Já há algum tempo tive a oportunidade de ver o vídeo de uma palestra do líder seringueiro Chico Mendes na PUC do Rio de Janeiro em 1987, moderada por Carlos Walter Porto Gonçalves, um professor querido que tive o prazer de ter na minha graduação. No inicio da gravação Carlos Walter relatava sua dificuldade e a do Chico de chegar ao Rio de Janeiro naquele ano, em razão da fumaça ocasionada pelas queimadas na Amazônia, que provocavam o fechamento dos aeroportos.
Em setembro de 2003, quando acabava de chegar ao Acre e até aquele momento ainda não vira a floresta, escrevi numa crônica onde num trecho dizia: "E foi respondida a grande questão do acreano que vos fala: encontramos a Amazônia! No momento ela está voando em cima da minha cabeça! Olha lá, aquela fumacinha deve ser um cumaru ou um jatobá! Já tem gente querendo manejar fumaça, pensando que é manejo florestal.... é rir pra não chorar! Pelo amor de Deus, alguém joga água nesta fogueira! Vocês precisam ver, de noite a lua fica laranja com aquela névoa de fumaça horrorosa. Maior clima de boate e os pilantras incendiários cantando: "Tô nem aí! Tô nem aí!" Aí, vem o meu amigo bêbado, vendo a lua laranja, aquela névoa toda e me diz: "Aí Felipe, olha que loucura, estão fumando a Amazônia!" De maior floresta, virou o maior maço do mundo.... caminhando e queimando nóis vai defendendo a floresta.”

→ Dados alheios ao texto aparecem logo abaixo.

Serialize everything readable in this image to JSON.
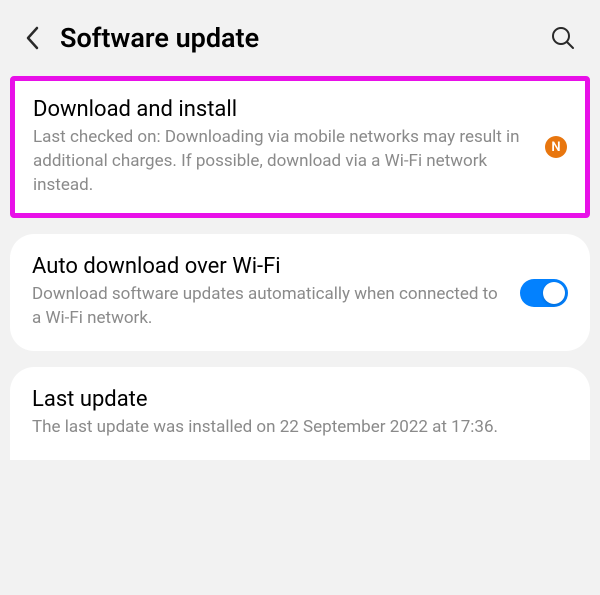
{
  "header": {
    "title": "Software update"
  },
  "cards": {
    "download": {
      "title": "Download and install",
      "subtitle": "Last checked on:\nDownloading via mobile networks may result in additional charges. If possible, download via a Wi-Fi network instead.",
      "badge_letter": "N",
      "badge_color": "#e8760e"
    },
    "auto_download": {
      "title": "Auto download over Wi-Fi",
      "subtitle": "Download software updates automatically when connected to a Wi-Fi network.",
      "toggle_on": true,
      "toggle_color": "#0381fe"
    },
    "last_update": {
      "title": "Last update",
      "subtitle": "The last update was installed on 22 September 2022 at 17:36."
    }
  }
}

Aí eu pergunto: o que mudou de 87 e 2003 para hoje? Nada, rigorosamente nada, eu te respondo. Há pelo menos 23 anos defumamos o mundo, queimando a Amazônia, e nada é feito para mudar essa realidade. Ah! E se anteriormente falei que nada mudou, minto: piorou. Esse ano foi igualado a estiagem recorde do ano de 2005, onde a chuva, somados os meses de junho, julho e agosto, chegou a apenas 31,5mm. Pra se ter uma idéia, no mesmo período em 2009 choveu 100,7mm.
Então você imagina um clima extremamente seco, com uma fumaça de marejar os olhos, provocando diversos problemas respiratórios? É assim que grande parte do Acre e Rondônia se encontra no momento. Os aeroportos de Porto Velho e Rio Branco invariavelmente vêm fechando por algum período, todos os dias, em virtude das fumaças. Respirar na Amazônia hoje, se não fosse tão vital, não seria nada recomendável.
Enquanto tudo vira cinza, a briga que “vale” mesmo é saber de quem é a fumaça: “Não, do Acre não é... Deve ser de Rondônia” “Isso é coisa do Mato Grosso” “Que nada, é da Bolívia”. Cada um empurra a fumaça pra debaixo do Estado do outro e nada se resolve.
Olhando isso é que ainda reafirmo a questão: o que queremos mesmo da Amazônia? Não vale brincar com as palavras dizendo que é preciso preservar o “pulmão do mundo”, blá, blá blá. Algo original vai... ou você já encontrou alguém que seja contra a floresta e o meio ambiente?
Pois é, enquanto tratarmos o meio ambiente e a Amazônia apenas com palavras de ordem, sem ações que de fato contenham o avanço da destruição da floresta e dos demais ecossistemas (porque não cortam o financiamento com dinheiro de banco público de quem destrói, por exemplo?), estaremos fadados a passar de pulmão para o incenso do mundo. Quem sabe não “energiza” o ambiente, né?
*publicado originalmente, em agosto de 2010, na revista eletrônica Verbo 21 na Coluna Verde Que Te Quero Verde (www.verbo21.com.br)
Um comentário:
Isto é uma lastima, será que o Brasil tá ficando pequeno para os pastos ou campos de soja que já possui? Ainda bem que não esta ventando ou se esta é para o sul, porque aqui no Norte (Venezuela) não tem esta fumaça não.
Um abraço meu filho, mais uma bem escrita e muito bem colocado.